Suzanne Vega aveva debuttato in teatro in compagnia di Duncan Sheik con la pièce "Carson McCullers Talks About Love" (2011), dedicata appunto alla narratrice statunitense e ai suoi primi crepuscolari scritti. Che Vega senta un'affinità forte con McCullers è dato quasi ovvio: entrambe mirano alle emozioni nascoste, magnificandole fino a farne un'indole di perdizione quotidiana.
Passato un mediocre "Tales From The Realm Of The Queen Of Tentacles" (2014), quel progetto è stato poi espanso ad album, sempre in collaborazione con Sheik, per "Lover, Beloved: Songs From An Evening With Carson McCullers". Sulle prime sembra un disco retrò da pensionata annoiata, anche se è un vintage coerente con il clima musicale in cui si muoveva McCullers, dallo scat da pianobar "Carson's Blues" (che vale più per i solo di bandoneon e trombone), il cocktail-jazz cullante "New York Is My Destination" e una decente prova di metamorfismo rhythm'n'blues in "The Ballad Of Miss Amelia".
Fortunatamente ci sono anche numeri degni del suo passato migliore, in cui Vega passa dall'omaggio esteriore a un'analisi più scavata, come se indagasse il ritratto della scrittrice a mo' d'immagine a specchio della sua anima. La pianistica "Annemarie" potrebbe insegnare qualcosa alla solitudine di Cat Power, "Lover, Beloved" è un gioiellino di discrezione sensuale e "Carson's Last Supper" è una prodezza d'introspezione Lisa Germano-esca.

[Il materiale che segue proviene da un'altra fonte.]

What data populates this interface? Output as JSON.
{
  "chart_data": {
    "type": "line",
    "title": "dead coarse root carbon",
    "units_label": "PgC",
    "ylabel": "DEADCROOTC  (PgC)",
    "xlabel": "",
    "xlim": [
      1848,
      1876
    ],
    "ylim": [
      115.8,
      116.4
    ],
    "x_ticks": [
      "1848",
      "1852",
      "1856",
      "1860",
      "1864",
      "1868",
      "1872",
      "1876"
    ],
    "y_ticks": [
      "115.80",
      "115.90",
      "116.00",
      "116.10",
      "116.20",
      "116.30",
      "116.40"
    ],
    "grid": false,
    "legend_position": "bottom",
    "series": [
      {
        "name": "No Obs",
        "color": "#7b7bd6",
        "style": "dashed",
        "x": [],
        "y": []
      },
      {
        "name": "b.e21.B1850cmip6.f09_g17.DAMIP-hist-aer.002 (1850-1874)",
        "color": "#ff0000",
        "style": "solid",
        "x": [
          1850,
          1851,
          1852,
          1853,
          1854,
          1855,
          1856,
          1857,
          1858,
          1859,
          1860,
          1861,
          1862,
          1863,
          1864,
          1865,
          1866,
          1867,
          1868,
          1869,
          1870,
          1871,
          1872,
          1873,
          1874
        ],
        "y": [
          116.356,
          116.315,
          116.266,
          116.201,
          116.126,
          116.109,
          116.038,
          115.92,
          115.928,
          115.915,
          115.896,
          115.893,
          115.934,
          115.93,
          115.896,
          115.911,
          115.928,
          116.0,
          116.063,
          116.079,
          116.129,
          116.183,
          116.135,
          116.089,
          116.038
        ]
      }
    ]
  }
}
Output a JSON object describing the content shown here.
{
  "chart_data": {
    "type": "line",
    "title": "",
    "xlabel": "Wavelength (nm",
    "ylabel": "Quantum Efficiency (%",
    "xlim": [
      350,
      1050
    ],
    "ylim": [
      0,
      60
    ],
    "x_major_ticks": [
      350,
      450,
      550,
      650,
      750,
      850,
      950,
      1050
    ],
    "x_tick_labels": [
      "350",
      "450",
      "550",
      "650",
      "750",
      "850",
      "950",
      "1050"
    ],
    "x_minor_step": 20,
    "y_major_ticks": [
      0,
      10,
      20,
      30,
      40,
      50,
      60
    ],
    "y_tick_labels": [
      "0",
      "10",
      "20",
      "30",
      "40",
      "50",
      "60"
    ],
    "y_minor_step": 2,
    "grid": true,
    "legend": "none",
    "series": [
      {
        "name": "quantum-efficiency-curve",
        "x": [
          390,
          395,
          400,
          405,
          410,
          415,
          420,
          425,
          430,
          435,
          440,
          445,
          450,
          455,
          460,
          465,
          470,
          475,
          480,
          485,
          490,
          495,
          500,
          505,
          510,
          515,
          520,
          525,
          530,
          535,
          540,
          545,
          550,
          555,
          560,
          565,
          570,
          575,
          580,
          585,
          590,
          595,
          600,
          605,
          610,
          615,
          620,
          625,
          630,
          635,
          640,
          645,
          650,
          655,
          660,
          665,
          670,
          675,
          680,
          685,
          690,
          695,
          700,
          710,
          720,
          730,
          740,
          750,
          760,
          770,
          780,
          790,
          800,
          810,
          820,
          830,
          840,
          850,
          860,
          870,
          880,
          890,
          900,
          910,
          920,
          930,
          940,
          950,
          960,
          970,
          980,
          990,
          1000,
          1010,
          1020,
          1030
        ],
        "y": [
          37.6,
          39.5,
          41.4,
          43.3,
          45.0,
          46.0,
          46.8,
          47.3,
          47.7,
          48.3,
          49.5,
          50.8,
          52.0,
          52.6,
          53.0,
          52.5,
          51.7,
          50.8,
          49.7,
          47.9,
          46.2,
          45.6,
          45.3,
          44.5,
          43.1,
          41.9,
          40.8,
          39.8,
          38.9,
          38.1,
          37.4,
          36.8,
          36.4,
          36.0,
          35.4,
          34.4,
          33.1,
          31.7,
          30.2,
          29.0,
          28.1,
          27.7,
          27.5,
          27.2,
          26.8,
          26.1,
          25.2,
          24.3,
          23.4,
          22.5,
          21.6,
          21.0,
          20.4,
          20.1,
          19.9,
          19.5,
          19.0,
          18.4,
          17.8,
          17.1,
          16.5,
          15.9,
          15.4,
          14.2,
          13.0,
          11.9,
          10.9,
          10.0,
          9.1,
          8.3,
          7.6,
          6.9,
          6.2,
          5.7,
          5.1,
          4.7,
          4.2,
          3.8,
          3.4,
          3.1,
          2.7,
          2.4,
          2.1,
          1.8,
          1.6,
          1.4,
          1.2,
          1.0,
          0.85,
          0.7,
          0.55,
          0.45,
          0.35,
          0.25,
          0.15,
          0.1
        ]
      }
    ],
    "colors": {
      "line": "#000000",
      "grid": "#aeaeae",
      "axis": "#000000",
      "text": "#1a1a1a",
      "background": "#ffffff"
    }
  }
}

E una "12 Mortal Men", poco più che sospirata, in realtà è un tour de force vocale difficile e persino acrobatico, dati i suoi standard tenui e monocordi.
Ricettina breve e ricca di tutto un po', come per buona parte dei dischi predecessori, non scadente e non brillante, con qualche ingenuo baco tra cui il primo singolo, "Harper Lee". Diseguale per tattica e interpretazione: Sheik ci mette calce mista ad acqua. Che, però, ci siano almeno un paio delle migliori canzoni in quasi una decade è un dato di fatto.